Needless to say, there is a lot of stress, sadness, and heartache that I read about daily in my conversations with my wonderful group of marfan moms.
It has been difficult to keep my head up lately. The only way I can is when Christ gives me the strength. Satan has been working hard lately to destroy any feelings of peace or contentment I may have. I have been feeling a little angry, utterly defeated, and completely overwhelmed by everything going on. I am praying for peace, energy and help in trusting that God is working for our good. I have been thinking on a verse I read right before our trip to Baltimore. It is Hebrews 4:14-16.
"Since then we have a great high priest who has passed through the heavens, Jesus, the Son of God, let us hold fast our confession. For we do not have a high priest who is unable to sympathize with our weaknesses, but one who in every respect has been tempted as we are, yet without sin. Let us then with confidence draw near to the throne of grace, that we may receive mercy and find grace to help in time of need."
Jesus went through it all. God GAVE up his only Son. He gets it.
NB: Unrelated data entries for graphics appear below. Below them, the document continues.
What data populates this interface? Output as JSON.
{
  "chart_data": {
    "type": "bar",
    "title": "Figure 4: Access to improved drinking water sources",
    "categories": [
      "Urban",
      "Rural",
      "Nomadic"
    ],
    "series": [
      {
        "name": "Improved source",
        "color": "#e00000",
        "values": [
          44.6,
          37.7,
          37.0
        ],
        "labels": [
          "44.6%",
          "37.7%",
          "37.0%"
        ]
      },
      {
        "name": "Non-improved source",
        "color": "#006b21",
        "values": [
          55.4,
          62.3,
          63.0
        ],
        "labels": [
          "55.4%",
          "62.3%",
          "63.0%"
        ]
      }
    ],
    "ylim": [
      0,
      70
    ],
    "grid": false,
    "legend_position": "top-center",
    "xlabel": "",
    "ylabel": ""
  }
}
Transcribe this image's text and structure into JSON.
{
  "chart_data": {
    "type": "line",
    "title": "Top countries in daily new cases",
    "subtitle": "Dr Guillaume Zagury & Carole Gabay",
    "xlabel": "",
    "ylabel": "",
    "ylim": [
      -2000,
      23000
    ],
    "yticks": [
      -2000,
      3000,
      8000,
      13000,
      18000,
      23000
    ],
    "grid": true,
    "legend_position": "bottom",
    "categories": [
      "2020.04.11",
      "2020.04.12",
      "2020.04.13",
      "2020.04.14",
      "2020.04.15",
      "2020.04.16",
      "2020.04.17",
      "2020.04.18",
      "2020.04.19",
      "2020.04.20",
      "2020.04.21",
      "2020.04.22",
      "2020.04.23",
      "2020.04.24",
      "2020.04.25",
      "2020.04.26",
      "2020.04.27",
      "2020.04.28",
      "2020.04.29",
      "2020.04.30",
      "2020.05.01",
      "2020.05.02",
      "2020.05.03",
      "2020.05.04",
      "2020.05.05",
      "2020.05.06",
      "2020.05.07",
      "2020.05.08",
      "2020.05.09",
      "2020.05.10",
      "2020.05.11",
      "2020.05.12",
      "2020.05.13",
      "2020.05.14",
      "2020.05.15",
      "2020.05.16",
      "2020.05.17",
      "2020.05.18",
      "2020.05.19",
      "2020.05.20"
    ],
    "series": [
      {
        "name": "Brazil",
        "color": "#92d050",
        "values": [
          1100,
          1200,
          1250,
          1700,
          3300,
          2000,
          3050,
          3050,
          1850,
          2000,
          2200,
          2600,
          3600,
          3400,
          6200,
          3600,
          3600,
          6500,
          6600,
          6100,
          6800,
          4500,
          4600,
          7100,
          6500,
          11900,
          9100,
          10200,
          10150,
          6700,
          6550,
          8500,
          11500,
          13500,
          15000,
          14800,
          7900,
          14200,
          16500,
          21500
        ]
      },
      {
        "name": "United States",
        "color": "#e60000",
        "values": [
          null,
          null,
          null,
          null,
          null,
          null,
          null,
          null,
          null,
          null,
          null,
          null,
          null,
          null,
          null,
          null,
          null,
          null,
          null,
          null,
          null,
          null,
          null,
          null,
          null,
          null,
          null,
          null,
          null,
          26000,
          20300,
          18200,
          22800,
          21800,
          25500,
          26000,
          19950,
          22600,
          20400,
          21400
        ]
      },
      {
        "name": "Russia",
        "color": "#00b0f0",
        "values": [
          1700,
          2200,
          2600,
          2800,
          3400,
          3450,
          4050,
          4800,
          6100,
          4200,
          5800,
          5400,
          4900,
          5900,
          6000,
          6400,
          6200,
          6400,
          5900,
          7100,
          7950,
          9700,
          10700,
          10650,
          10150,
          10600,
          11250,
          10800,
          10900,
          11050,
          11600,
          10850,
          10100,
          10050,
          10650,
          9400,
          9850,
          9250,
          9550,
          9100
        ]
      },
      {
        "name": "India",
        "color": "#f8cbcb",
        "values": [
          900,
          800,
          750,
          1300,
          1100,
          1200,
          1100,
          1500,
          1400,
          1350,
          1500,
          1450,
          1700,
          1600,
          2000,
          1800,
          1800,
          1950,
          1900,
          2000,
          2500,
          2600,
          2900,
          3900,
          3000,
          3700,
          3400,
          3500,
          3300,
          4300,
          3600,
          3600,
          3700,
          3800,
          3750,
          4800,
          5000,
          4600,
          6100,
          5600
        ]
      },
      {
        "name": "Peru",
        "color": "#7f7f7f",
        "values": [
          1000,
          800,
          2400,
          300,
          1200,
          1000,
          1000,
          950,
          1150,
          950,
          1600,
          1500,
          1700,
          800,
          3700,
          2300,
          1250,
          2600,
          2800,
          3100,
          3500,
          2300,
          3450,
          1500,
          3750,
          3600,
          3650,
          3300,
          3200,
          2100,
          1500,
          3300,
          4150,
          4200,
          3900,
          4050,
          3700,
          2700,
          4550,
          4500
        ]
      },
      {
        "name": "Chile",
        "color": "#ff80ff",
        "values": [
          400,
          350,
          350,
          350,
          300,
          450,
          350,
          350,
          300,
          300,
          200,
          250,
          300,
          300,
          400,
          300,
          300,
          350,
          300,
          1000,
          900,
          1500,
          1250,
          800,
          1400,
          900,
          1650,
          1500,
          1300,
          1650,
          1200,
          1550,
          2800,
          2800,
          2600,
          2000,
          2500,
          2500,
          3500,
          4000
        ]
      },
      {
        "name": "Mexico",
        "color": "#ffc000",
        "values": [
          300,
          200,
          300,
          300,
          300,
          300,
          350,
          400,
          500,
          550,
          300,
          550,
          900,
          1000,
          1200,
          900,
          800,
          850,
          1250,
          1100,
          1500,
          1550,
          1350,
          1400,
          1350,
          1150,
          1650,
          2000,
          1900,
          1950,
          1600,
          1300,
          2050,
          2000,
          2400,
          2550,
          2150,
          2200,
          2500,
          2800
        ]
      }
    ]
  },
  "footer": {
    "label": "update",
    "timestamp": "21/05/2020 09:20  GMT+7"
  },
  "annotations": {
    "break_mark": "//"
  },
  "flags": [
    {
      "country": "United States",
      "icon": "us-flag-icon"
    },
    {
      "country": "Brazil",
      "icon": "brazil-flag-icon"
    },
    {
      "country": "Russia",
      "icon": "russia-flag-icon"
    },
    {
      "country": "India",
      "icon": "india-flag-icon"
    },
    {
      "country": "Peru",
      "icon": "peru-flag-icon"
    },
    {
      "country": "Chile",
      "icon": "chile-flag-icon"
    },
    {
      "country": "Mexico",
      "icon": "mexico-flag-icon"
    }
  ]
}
Here's another, more familiar verse that I've been dwelling on. James 1:2-4
"Count it all joy, my brothers, when you meet trials of various kinds, for you know that testing of your faith produces steadfastness. And let steadfastness have it's full effect, that you may be perfect and complete, lacking nothing."
I can't, on my own, choose to be joyful in these kind of situations, but I can pray that God grants me His grace and gives me the ability to be joyful through it all, knowing that in the end, steadfastness will come.
I love my little Emri more than I can possibly explain. She brings an immeasurable amount of joy to my life daily. It hurts so bad to know how much she will have to overcome and defeat, even in the first few years of her little life. But I know what to cling to, and what to pray for in order to be content and receive joy through it all. You can bet that this is what I will be teaching Emri as she grows and questions the trials she is facing. I thank God for his promise to grant us mercy in our time of need...if only we are willing to draw near to the throne of grace.